Она игнорирует его и сосредоточивается на мне.
— Что случилось, красавчик, язык проглотил? Хочешь, я его поищу? — Она усмехается, показывая почти беззубую улыбку.
— Я, блядь, стою сейчас здесь. Подожди хотя бы, пока я не окажусь в могиле, черт возьми! — взрывается Уолли.
— Почему? Ты уж точно этого не сделал.
— Это был один гребаный раз! — крикнул мужчина. — Если бы я знал, что ты собираешься припоминать мне это более пятидесяти лет, я бы никогда не попросил тебя забрать меня обратно!
— Да, но ты же просил!
Устав от их споров, я выхватил пистолет и приставил его к голове Уолли. От резкого действия они оба замерли. Сигарета упала на пол.
— Мэм, только скажите, и я с радостью избавлю вас от него, — я улыбаюсь Глории. — Похоже, вы явно не переносите его присутствие.
Глория трясет головой.
— Нет, нет, нет. Я — я–я… это — это просто что-то, мы просто так дурачимся, да Уолли?
— Д-да, — Уолли крепко зажмуривает глаза.
— Хм, ты уверена? — Я слегка сдвигаю пистолет, и оба ахают.
— Д-да, п-пожалуйста, сэр, — умоляет меня Глория.
Я склоняю голову набок, внимательно наблюдая за ними.

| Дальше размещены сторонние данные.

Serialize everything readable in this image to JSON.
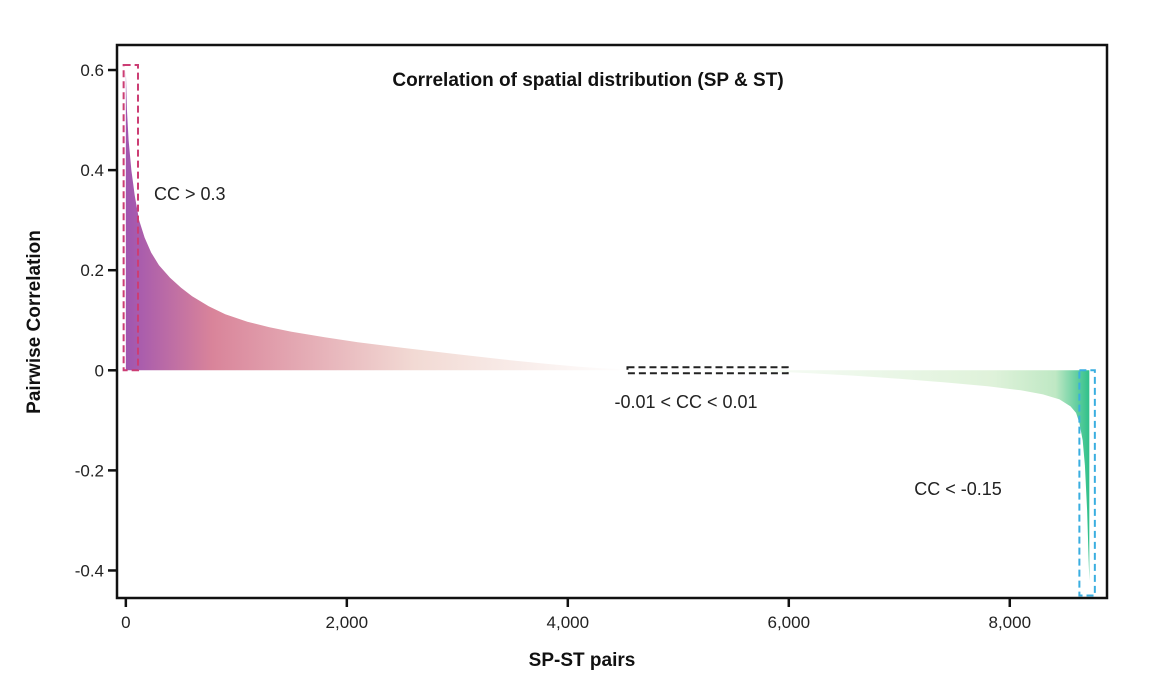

— Я не верю, но вы уже потратили слишком много моего времени. Так что на этот раз я оставлю вас в покое… пока.
— В будущем, Глория, не стоит интересоваться тем, что происходит в этой квартире, — я кидаю взгляд в сторону квартиры напротив. — И Уолли прав: никогда не открывай дверь незнакомцам. Никогда не знаешь, кто окажется по ту сторону — воры, преступники, убийцы, психопаты…
Я прячу оружие за спину.
— Итак… — Я делаю шаг вперёд, и они отстраняются, держась друг за друга. Я смотрю вниз и давлю на сигарету Глории носком ботинка, прежде чем снова поднять взгляд. — Вам не стоит больше видеть моё лицо. Мне нравится заявление Уолли: вы ничего не видели и ничего не знаете.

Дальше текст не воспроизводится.